Somebody took the time to reverse engineer one of those new USB enclosures that claims to encrypt the hard drive with 128 bit AES, and found out it is just doing XOR encryption:
http://www.heise-online.co.uk/security/Enclosed-but-not-encrypted--/features/110136
Pretty disgraceful. It turns up they encrypted the key with AES, but the actual data with a "proprietary algorithm" that in fact is trivial to break. Here's the chip the product uses. Notice that there's no mention in their specifications of a proprietary encryption algorithm or that the chip only encrypts the keying material with AES.
http://www.innmax.com/en/im7206.html
You just can't trust those fuckers in the computer security business. Yes, I realize my last job was as a software developer for a company that made security products. That just makes me all the more aware. I'm not saying the company I worked for made bad products but rather that the job exposed me to alot of other companies' security products (including source code in many cases), and I can say that they were all complete crap. And we're not talking about security companies that nobody has ever heard of. We're talking about top security vendors that make the firewalls and authentication tokens your company is probably using to protect it's network.
Unfortunately we're not talking about security bugs. Every product will have bugs in it and some of those are exploitable (although there are techniques that can be employed to compartmentalize the risk). Just about every vendor I worked with had fundamental design flaws in their product that were just ridiculous.

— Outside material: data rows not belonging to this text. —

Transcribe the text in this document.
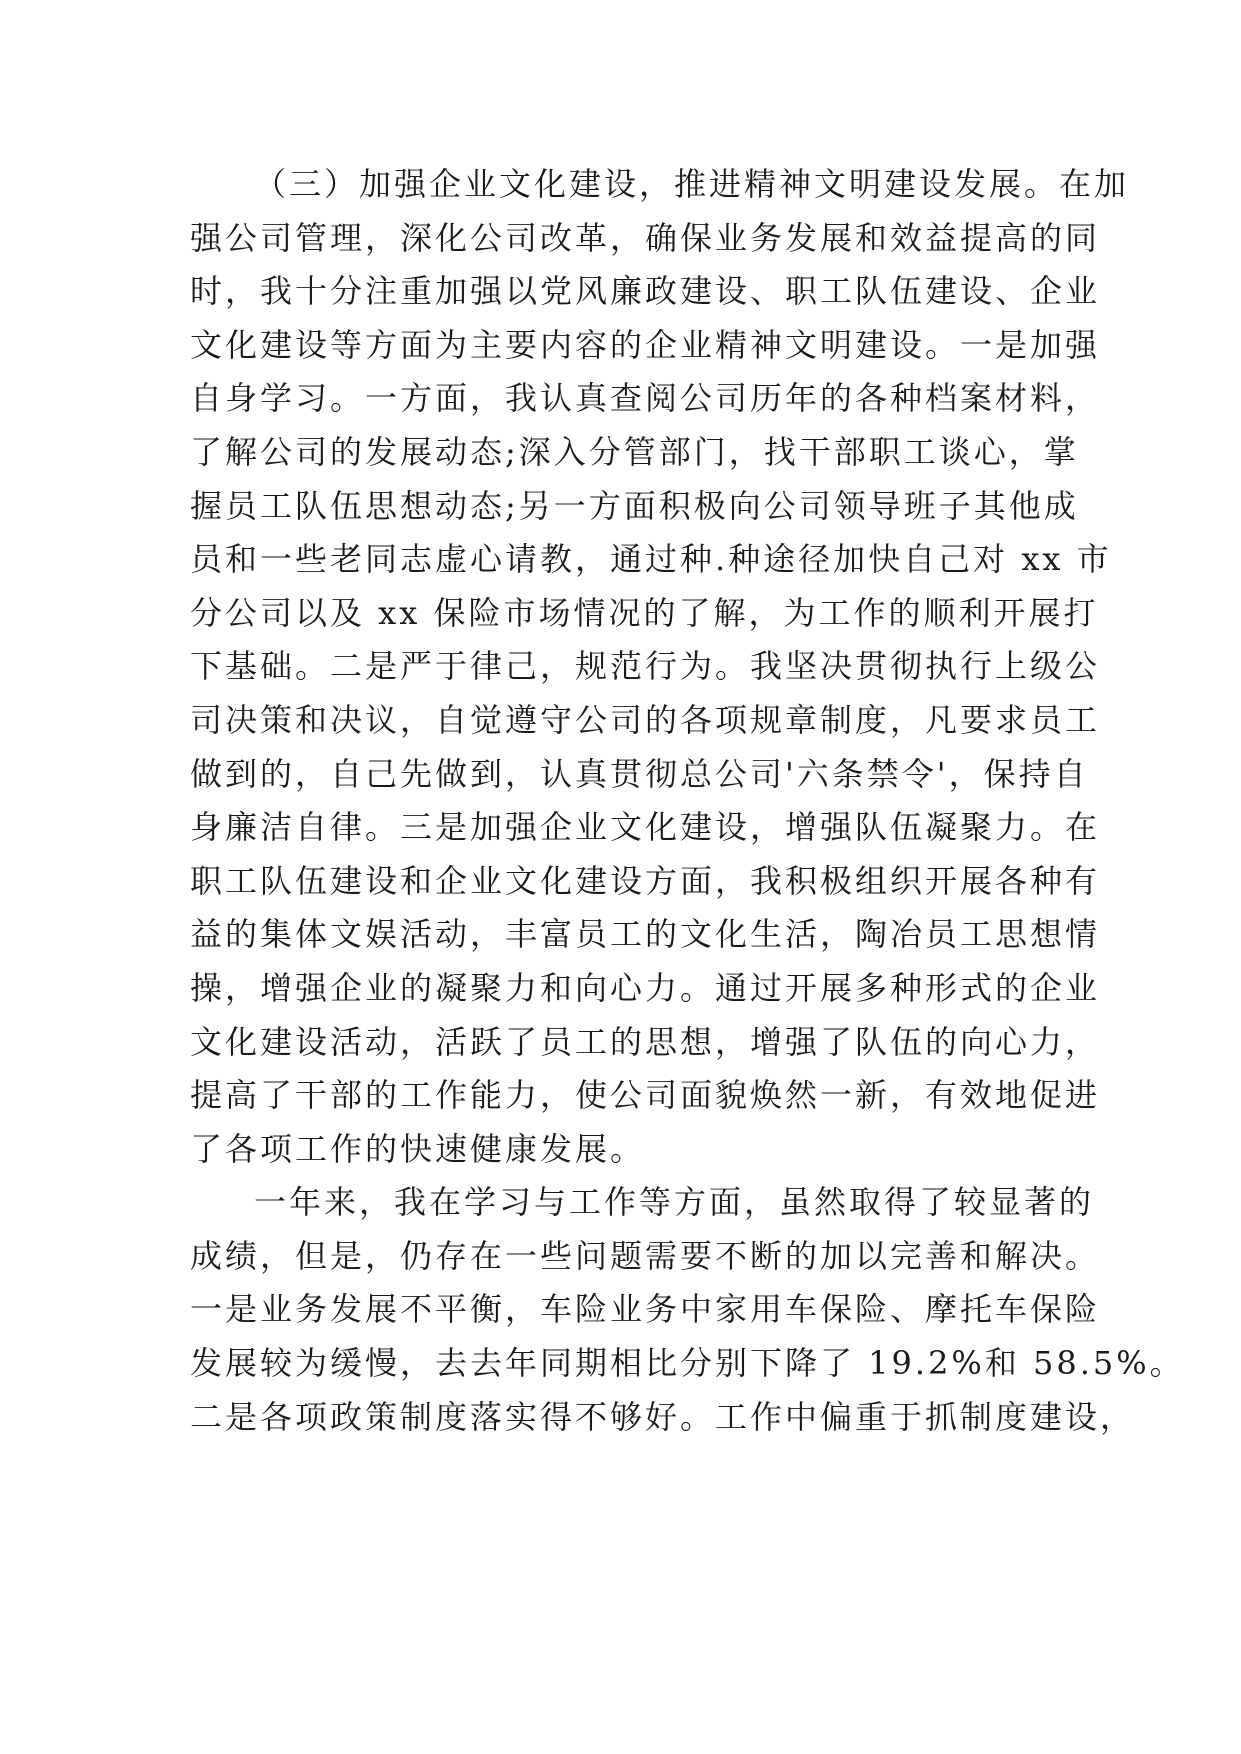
（三）加强企业文化建设，推进精神文明建设发展。在加
强公司管理，深化公司改革，确保业务发展和效益提高的同
时，我十分注重加强以党风廉政建设、职工队伍建设、企业
文化建设等方面为主要内容的企业精神文明建设。一是加强
自身学习。一方面，我认真查阅公司历年的各种档案材料，
了解公司的发展动态;深入分管部门，找干部职工谈心，掌
握员工队伍思想动态;另一方面积极向公司领导班子其他成
员和一些老同志虚心请教，通过种.种途径加快自己对 xx 市
分公司以及 xx 保险市场情况的了解，为工作的顺利开展打
下基础。二是严于律己，规范行为。我坚决贯彻执行上级公
司决策和决议，自觉遵守公司的各项规章制度，凡要求员工
做到的，自己先做到，认真贯彻总公司'六条禁令'，保持自
身廉洁自律。三是加强企业文化建设，增强队伍凝聚力。在
职工队伍建设和企业文化建设方面，我积极组织开展各种有
益的集体文娱活动，丰富员工的文化生活，陶冶员工思想情
操，增强企业的凝聚力和向心力。通过开展多种形式的企业
文化建设活动，活跃了员工的思想，增强了队伍的向心力，
提高了干部的工作能力，使公司面貌焕然一新，有效地促进
了各项工作的快速健康发展。
一年来，我在学习与工作等方面，虽然取得了较显著的
成绩，但是，仍存在一些问题需要不断的加以完善和解决。
一是业务发展不平衡，车险业务中家用车保险、摩托车保险
发展较为缓慢，去去年同期相比分别下降了 19.2%和 58.5%。
二是各项政策制度落实得不够好。工作中偏重于抓制度建设，
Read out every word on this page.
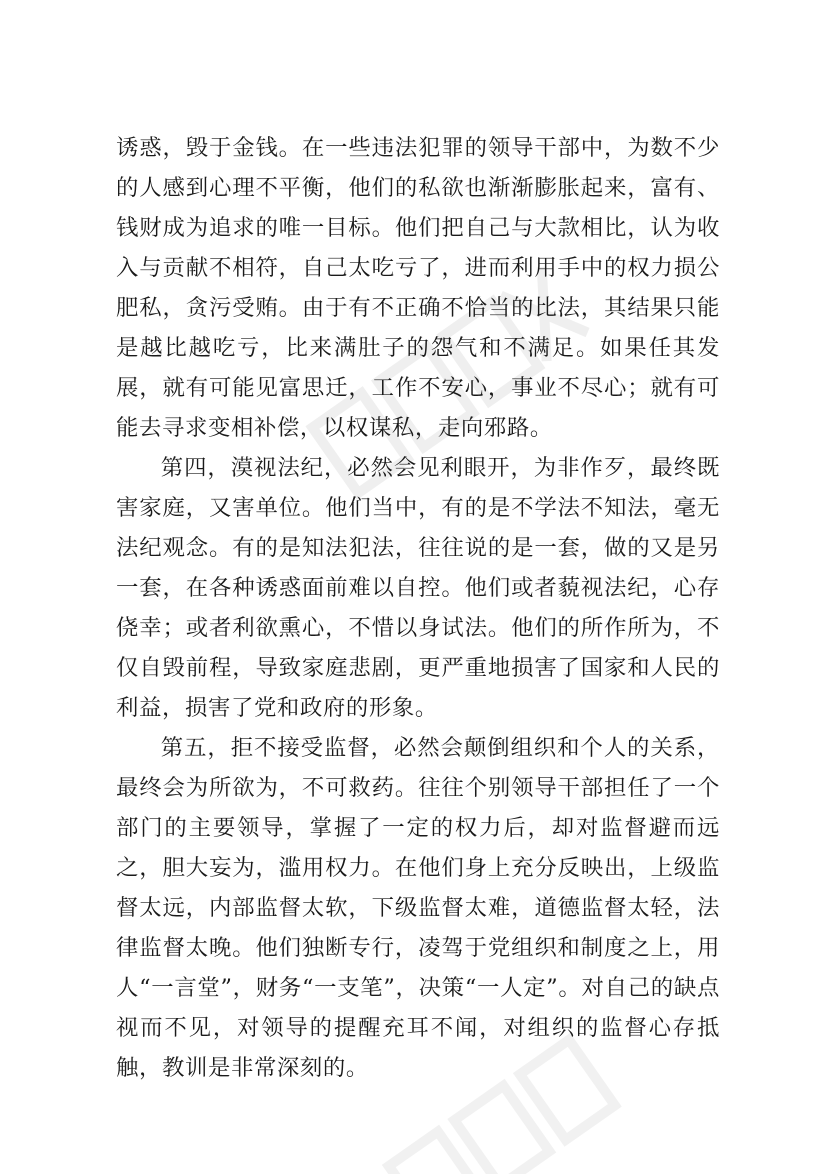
诱惑，毁于金钱。在一些违法犯罪的领导干部中，为数不少的人感到心理不平衡，他们的私欲也渐渐膨胀起来，富有、钱财成为追求的唯一目标。他们把自己与大款相比，认为收入与贡献不相符，自己太吃亏了，进而利用手中的权力损公肥私，贪污受贿。由于有不正确不恰当的比法，其结果只能是越比越吃亏，比来满肚子的怨气和不满足。如果任其发展，就有可能见富思迁，工作不安心，事业不尽心；就有可能去寻求变相补偿，以权谋私，走向邪路。

第四，漠视法纪，必然会见利眼开，为非作歹，最终既害家庭，又害单位。他们当中，有的是不学法不知法，毫无法纪观念。有的是知法犯法，往往说的是一套，做的又是另一套，在各种诱惑面前难以自控。他们或者藐视法纪，心存侥幸；或者利欲熏心，不惜以身试法。他们的所作所为，不仅自毁前程，导致家庭悲剧，更严重地损害了国家和人民的利益，损害了党和政府的形象。

第五，拒不接受监督，必然会颠倒组织和个人的关系，最终会为所欲为，不可救药。往往个别领导干部担任了一个部门的主要领导，掌握了一定的权力后，却对监督避而远之，胆大妄为，滥用权力。在他们身上充分反映出，上级监督太远，内部监督太软，下级监督太难，道德监督太轻，法律监督太晚。他们独断专行，凌驾于党组织和制度之上，用人“一言堂”，财务“一支笔”，决策“一人定”。对自己的缺点视而不见，对领导的提醒充耳不闻，对组织的监督心存抵触，教训是非常深刻的。
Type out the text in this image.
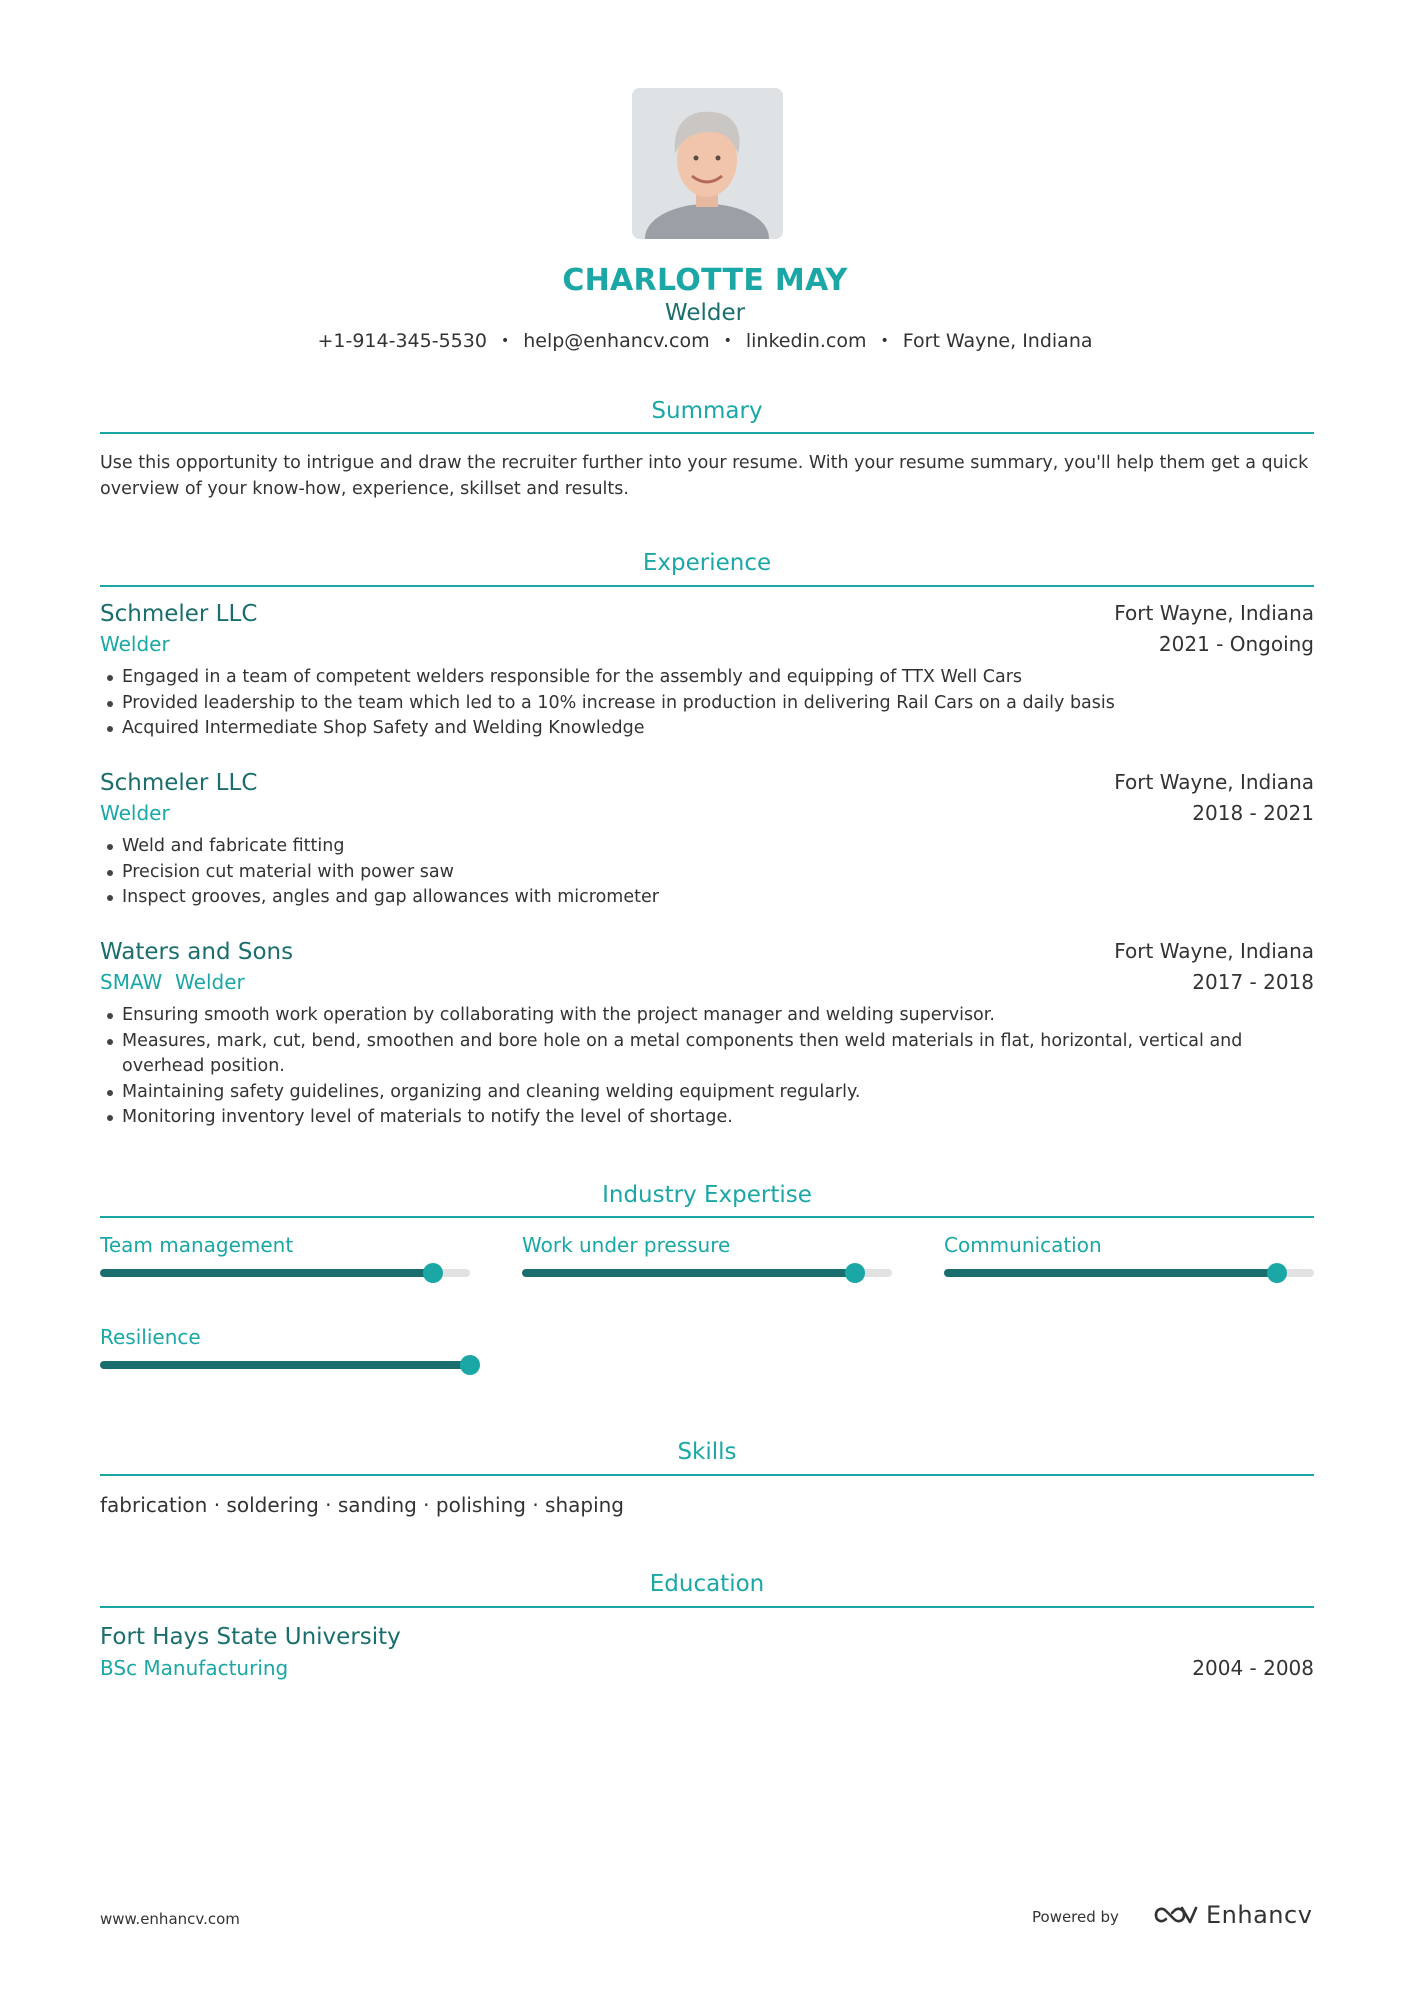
CHARLOTTE MAY
Welder
+1-914-345-5530 • help@enhancv.com • linkedin.com • Fort Wayne, Indiana
Summary
Use this opportunity to intrigue and draw the recruiter further into your resume. With your resume summary, you'll help them get a quick overview of your know-how, experience, skillset and results.
Experience
Schmeler LLC	Fort Wayne, Indiana
Welder	2021 - Ongoing
Engaged in a team of competent welders responsible for the assembly and equipping of TTX Well Cars
Provided leadership to the team which led to a 10% increase in production in delivering Rail Cars on a daily basis
Acquired Intermediate Shop Safety and Welding Knowledge
Schmeler LLC	Fort Wayne, Indiana
Welder	2018 - 2021
Weld and fabricate fitting
Precision cut material with power saw
Inspect grooves, angles and gap allowances with micrometer
Waters and Sons	Fort Wayne, Indiana
SMAW  Welder	2017 - 2018
Ensuring smooth work operation by collaborating with the project manager and welding supervisor.
Measures, mark, cut, bend, smoothen and bore hole on a metal components then weld materials in flat, horizontal, vertical and overhead position.
Maintaining safety guidelines, organizing and cleaning welding equipment regularly.
Monitoring inventory level of materials to notify the level of shortage.
Industry Expertise
Team management	Work under pressure	Communication
Resilience
Skills
fabrication · soldering · sanding · polishing · shaping
Education
Fort Hays State University
BSc Manufacturing	2004 - 2008
www.enhancv.com	Powered by	Enhancv
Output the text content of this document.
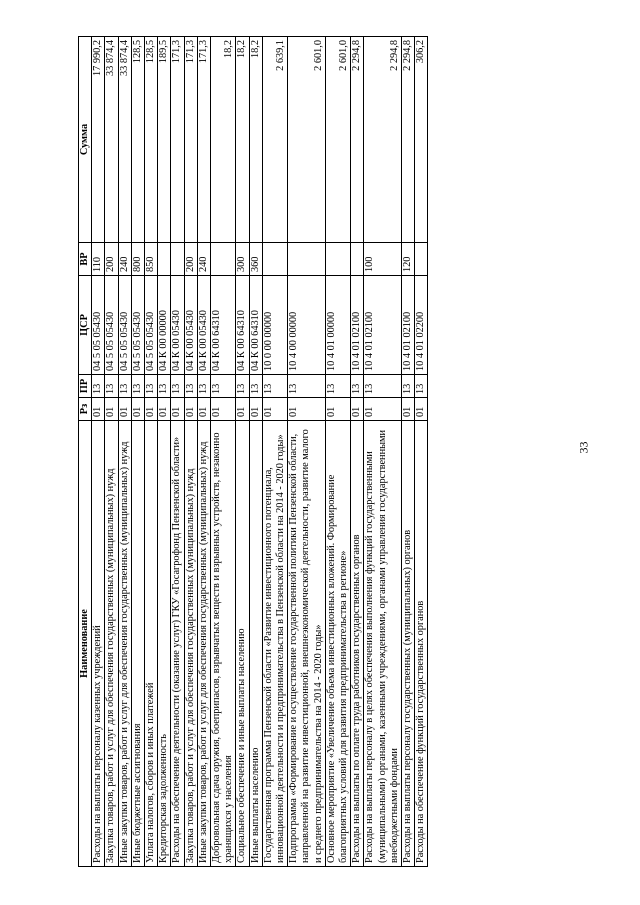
33
Наименование	Рз	ПР	ЦСР	ВР	Сумма
Расходы на выплаты персоналу казенных учреждений	01	13	04 5 05 05430	110	17 990,2
Закупка товаров, работ и услуг для обеспечения государственных (муниципальных) нужд	01	13	04 5 05 05430	200	33 874,4
Иные закупки товаров, работ и услуг для обеспечения государственных (муниципальных) нужд	01	13	04 5 05 05430	240	33 874,4
Иные бюджетные ассигнования	01	13	04 5 05 05430	800	128,5
Уплата налогов, сборов и иных платежей	01	13	04 5 05 05430	850	128,5
Кредиторская задолженность	01	13	04 К 00 00000		189,5
Расходы на обеспечение деятельности (оказание услуг) ГКУ «Госагрофонд Пензенской области»	01	13	04 К 00 05430		171,3
Закупка товаров, работ и услуг для обеспечения государственных (муниципальных) нужд	01	13	04 К 00 05430	200	171,3
Иные закупки товаров, работ и услуг для обеспечения государственных (муниципальных) нужд	01	13	04 К 00 05430	240	171,3
Добровольная сдача оружия, боеприпасов, взрывчатых веществ и взрывных устройств, незаконно хранящихся у населения	01	13	04 К 00 64310		18,2
Социальное обеспечение и иные выплаты населению	01	13	04 К 00 64310	300	18,2
Иные выплаты населению	01	13	04 К 00 64310	360	18,2
Государственная программа Пензенской области «Развитие инвестиционного потенциала, инновационной деятельности и предпринимательства в Пензенской области на 2014 - 2020 годы»	01	13	10 0 00 00000		2 639,1
Подпрограмма «Формирование и осуществление государственной политики Пензенской области, направленной на развитие инвестиционной, внешнеэкономической деятельности, развитие малого и среднего предпринимательства на 2014 - 2020 годы»	01	13	10 4 00 00000		2 601,0
Основное мероприятие «Увеличение объема инвестиционных вложений. Формирование благоприятных условий для развития предпринимательства в регионе»	01	13	10 4 01 00000		2 601,0
Расходы на выплаты по оплате труда работников государственных органов	01	13	10 4 01 02100		2 294,8
Расходы на выплаты персоналу в целях обеспечения выполнения функций государственными (муниципальными) органами, казенными учреждениями, органами управления государственными внебюджетными фондами	01	13	10 4 01 02100	100	2 294,8
Расходы на выплаты персоналу государственных (муниципальных) органов	01	13	10 4 01 02100	120	2 294,8
Расходы на обеспечение функций государственных органов	01	13	10 4 01 02200		306,2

Do you really think the chip vendor above didn't realize that the design was fatally insecure? They're taking the gamble that you don't find out. You could argue that they were incompetent, but bear in mind that doing it right would have cost alot more money to design and the unit cost on the chip would be much higher. Why on Earth would they spend the money if you're too stupid to be able to tell the difference? It's pure economics.
Ever wonder why encryption products certified for government use are so damn expensive? It's because proper design, implementation, and validation is such a costly process. Programs like FIPS 140-1 in the U.S. or CESG in the U.K. are specifically setup to not allow certification of poorly designed products.
The company you work for probably paid tens of thousands of dollars for these products that are riddled with security holes that they pray you never look close enough to find out about.